De man in het blauw, die vanaf het begin bij me staat en me geslagen en geschopt heeft, is [medeverdachte] . Kort daarna komt er een lichte Audi personenauto de parkeerplaats oprijden. Vanaf de passagiersplaats, gekleed in het zwart, komt [verdachte] uit de auto. [verdachte] is de
degene die me ook geslagen en geschopt heeft.
Een proces-verbaal van bevindingen (pagina’s 6 tot en met 8). Dit proces-verbaal houdt – zakelijk weergegeven – onder meer in als relaas van bevindingen van verbalisant [naam] :
Ik herken aangever [slachtoffer] op de beelden.
Ik zie tegenover hem een man staan, gekleed in een lichtblauwe trui en een iets lichter blauwe korte broek tot op de knieën. Ik zie dat de man in het blauw hevige armbewegingen maakt.
Op dat moment zie ik een lichtkleurige personenauto met aanmerkelijk hoge snelheid voor een dergelijke krappe en onoverzichtelijke verkeerssituatie in de richting van de beide op de rijbaan staande mannen rijden. Ik zie dat de man in het blauw naar [slachtoffer] blijft kijken en dat [slachtoffer] naar zijn hoofd naar rechts draait, kennelijk naar het voertuig.
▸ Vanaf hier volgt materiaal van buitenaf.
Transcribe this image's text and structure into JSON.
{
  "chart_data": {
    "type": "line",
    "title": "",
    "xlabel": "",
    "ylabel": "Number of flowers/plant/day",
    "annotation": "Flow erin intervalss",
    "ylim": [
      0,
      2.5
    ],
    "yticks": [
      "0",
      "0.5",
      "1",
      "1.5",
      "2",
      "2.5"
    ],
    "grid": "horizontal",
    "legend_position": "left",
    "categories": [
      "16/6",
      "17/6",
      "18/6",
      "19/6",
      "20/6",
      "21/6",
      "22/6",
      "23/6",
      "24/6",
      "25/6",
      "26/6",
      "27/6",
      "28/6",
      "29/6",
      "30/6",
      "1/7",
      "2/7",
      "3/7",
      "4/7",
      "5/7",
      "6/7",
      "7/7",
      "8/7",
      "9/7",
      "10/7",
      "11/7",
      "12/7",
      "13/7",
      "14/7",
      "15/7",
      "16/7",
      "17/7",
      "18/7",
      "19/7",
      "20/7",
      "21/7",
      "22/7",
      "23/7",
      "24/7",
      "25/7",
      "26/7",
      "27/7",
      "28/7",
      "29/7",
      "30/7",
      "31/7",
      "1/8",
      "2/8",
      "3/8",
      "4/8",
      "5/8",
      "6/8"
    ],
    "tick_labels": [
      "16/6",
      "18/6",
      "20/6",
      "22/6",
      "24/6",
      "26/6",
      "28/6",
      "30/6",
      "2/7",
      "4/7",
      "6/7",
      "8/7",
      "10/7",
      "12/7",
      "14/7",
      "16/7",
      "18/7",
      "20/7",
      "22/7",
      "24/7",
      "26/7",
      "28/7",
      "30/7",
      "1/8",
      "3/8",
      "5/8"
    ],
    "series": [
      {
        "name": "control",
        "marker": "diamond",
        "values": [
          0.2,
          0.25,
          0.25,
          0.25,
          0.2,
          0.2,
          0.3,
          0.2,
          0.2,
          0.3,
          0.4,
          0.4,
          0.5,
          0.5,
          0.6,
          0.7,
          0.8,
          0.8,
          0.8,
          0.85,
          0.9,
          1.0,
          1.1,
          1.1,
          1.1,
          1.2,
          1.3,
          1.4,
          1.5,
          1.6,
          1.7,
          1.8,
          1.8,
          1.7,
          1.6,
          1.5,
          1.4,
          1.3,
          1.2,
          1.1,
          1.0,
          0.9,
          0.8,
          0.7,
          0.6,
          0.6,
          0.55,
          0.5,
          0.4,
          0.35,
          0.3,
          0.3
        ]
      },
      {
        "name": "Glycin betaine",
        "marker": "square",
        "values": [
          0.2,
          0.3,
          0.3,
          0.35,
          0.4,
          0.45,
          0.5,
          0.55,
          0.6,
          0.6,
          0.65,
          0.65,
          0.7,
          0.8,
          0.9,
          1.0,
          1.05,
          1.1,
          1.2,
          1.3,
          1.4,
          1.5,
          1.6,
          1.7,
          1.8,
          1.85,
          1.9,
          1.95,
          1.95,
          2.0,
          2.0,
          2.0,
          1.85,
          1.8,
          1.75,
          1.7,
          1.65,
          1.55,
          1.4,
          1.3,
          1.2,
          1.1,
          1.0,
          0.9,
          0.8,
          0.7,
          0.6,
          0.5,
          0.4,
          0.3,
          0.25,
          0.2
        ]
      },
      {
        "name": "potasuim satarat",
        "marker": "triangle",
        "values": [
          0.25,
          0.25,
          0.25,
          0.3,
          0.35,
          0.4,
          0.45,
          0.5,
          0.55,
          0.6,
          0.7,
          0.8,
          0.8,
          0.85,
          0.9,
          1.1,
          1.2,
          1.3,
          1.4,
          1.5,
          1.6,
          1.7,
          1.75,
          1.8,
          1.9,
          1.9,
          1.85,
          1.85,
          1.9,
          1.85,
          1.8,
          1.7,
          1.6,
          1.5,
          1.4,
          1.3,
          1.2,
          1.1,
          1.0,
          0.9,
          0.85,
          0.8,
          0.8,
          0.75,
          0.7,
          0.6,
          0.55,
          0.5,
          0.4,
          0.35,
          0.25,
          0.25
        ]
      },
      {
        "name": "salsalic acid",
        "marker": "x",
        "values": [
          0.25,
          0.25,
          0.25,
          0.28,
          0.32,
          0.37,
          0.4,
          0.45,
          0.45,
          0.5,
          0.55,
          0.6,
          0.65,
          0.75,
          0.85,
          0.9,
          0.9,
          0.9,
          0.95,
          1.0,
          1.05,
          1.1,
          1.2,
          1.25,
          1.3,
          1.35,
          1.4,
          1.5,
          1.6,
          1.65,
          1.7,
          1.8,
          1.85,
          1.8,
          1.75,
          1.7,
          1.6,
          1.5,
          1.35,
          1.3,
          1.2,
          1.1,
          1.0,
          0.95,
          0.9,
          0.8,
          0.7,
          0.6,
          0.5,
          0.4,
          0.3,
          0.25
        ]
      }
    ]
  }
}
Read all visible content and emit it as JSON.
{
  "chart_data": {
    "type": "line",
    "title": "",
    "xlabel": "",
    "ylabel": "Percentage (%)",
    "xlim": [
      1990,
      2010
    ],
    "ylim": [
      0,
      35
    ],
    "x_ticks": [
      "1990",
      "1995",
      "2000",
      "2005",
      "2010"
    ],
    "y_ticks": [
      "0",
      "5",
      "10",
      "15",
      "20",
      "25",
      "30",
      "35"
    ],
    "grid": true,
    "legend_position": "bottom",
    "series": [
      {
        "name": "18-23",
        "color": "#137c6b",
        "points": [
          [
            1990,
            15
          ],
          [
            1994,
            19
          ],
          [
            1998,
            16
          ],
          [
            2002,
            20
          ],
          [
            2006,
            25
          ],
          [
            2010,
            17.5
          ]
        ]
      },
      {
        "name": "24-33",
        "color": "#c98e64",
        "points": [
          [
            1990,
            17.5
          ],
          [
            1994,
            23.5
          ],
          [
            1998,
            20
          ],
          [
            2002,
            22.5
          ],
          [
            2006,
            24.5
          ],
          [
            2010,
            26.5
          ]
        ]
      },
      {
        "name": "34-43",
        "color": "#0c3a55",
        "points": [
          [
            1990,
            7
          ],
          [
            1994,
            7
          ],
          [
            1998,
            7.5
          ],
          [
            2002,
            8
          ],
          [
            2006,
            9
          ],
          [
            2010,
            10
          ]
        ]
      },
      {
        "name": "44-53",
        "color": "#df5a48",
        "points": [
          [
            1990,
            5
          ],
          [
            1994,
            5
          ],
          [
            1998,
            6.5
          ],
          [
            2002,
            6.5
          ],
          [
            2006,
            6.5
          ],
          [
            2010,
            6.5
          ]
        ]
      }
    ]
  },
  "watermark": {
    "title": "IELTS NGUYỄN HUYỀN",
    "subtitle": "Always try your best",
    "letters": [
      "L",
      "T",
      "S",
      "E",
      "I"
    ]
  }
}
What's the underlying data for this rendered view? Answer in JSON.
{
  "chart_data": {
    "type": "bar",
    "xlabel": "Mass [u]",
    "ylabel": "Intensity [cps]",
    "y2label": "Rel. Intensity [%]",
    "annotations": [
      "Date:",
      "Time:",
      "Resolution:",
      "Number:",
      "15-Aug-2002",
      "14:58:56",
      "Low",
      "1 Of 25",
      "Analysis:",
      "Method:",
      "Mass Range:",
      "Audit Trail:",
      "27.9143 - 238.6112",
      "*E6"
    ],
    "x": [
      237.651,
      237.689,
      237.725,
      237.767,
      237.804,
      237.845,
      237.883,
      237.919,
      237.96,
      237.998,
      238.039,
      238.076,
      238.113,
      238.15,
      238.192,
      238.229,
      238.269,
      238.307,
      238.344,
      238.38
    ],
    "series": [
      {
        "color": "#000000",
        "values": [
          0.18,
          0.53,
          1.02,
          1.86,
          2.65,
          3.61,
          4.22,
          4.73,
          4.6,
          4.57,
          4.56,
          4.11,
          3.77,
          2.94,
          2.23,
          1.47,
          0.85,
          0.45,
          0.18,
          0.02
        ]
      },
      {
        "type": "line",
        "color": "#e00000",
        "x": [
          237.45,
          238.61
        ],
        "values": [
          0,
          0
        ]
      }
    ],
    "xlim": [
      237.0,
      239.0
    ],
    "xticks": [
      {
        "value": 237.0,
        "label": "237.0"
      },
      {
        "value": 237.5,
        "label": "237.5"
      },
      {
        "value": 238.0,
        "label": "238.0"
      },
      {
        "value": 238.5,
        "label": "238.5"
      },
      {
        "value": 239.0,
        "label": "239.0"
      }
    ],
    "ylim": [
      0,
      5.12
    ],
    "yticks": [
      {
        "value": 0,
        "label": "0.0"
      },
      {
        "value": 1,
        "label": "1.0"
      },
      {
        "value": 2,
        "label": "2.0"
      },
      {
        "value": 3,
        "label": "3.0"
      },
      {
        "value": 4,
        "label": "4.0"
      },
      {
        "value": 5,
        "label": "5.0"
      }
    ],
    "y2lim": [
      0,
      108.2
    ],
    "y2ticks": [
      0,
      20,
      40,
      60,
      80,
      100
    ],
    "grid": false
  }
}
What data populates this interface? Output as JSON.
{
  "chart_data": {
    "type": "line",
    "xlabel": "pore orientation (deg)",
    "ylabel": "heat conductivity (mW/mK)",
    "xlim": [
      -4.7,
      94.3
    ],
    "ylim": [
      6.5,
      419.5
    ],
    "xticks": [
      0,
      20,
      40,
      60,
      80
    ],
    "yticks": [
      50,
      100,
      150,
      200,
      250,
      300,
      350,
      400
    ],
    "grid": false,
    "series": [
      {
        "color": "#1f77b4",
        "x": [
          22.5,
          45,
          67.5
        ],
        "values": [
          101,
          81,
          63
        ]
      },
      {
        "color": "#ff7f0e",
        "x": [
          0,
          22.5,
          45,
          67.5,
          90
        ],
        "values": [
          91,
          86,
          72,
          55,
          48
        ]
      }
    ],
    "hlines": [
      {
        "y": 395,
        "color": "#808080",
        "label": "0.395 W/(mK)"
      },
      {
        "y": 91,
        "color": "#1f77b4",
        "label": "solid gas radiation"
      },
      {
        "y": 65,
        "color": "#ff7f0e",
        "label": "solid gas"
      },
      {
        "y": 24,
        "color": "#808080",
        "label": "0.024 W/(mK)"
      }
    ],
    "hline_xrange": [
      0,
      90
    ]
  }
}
Op dat moment zie ik dat de man in het blauw [slachtoffer] mishandelt. Ik zie namelijk dat hij met veel kracht met zijn rechtervuist [slachtoffer] een vuistslag tegen diens linkerzijde van zijn hoofd slaat
.Ik zie dat de personenauto vlak vóór beide mannen stopt. Ik zie dat [slachtoffer] na de klap iets naar achter wordt geslagen en dat de man in het blauw met zijn gestrekt rechterarm van zich afduwt. Ik zie vanaf de voorste passagiersplaats van de personenauto een man, geheel in het zwart gekleed, springen en ik zie dat hij op de beide mannen afrent. Ik zie dat [slachtoffer] met zijn rug naar belendende woningen staan en achteruit deinst. Ik zie dat de man in het zwart naar [slachtoffer] rent en met gestrekte rechterarm en vuist een dermate harde vuistslag tegen het hoofd van [slachtoffer] geeft dat deze achteruit valt tegen een muur
.Ik zie dat de man in het zwart doorgaat met vuistslagen tegen het hoofd van [slachtoffer] . Ik zie dat de man in het blauw tegelijk, staande rechts naast de man in het zwart, meerdere, kennelijk harde, vuistslagen tegen het hoofd van [slachtoffer] geeft. Ik zie dat [slachtoffer] tracht zijn hoofd van beide mannen weg te draaien en tegelijk te bukken. Ik zie de man in het zwarte en die in het blauw [slachtoffer] nu van boven naar beneden meerdere vuistslagen geven op zijn hoofd. Ik zie dat [slachtoffer] , kennelijk door het op hem toegepaste geweld van de stompen, naar beneden en letterlijk in elkaar geslagen wordt. Ik zie [slachtoffer] voorover in elkaar gedoken op de straat liggen en ik zie de mannen in blauw en zwart meerdere schoppen geven tegen het lichaam en tegen het hoofd van [slachtoffer] . Ik zie de man in het zwart met zijn linkerbeen naar achter zwaaien en daarna voorwaarts met kracht tegen [slachtoffer] terecht komen. Ik zie de man in het blauw met zijn rechterbeen naar achter zwaaien en met kracht tegen [slachtoffer] terecht komen. Ik zie de beide mannen vervolgens [slachtoffer] nog enige vuistslagen tegen zijn lichaam en hoofd geven. Ik zie dat [slachtoffer] met zijn bovenlichaam overeind komt en ik zie de man in zwart met zijn linkerbeen een schop tegen het hoofd van [slachtoffer] geven. Ik zie hem daarna met zijn linkervuist een stomp geven tegen de rechterzijde van het hoofd van [slachtoffer] . Ik zie dat [slachtoffer] kennelijk als gevolg van deze stompen en schoppen weer achterover slaat met zijn bovenlichaam. Ik zie de man in blauwe [slachtoffer] nog een vuistslag geven tegen het hoofd van [slachtoffer] .
Ik zie dat beide mannen hierna stoppen met slaan en schoppen en achteruit stappen. (…)
Ik zie de man in zwart achter om de auto heenlopen en op [slachtoffer] aflopen. Ik zie dat hij pal vóór [slachtoffer] gaat staan en hem
een duw dan wel vuistslaggeeft tegen zijn hoofd. (…)
Ik zie de man in zwart weer op [slachtoffer] toelopen en ik dat hij [slachtoffer] met zijn rechterarm en vuist een stomp tegen zijn hoofd geeft.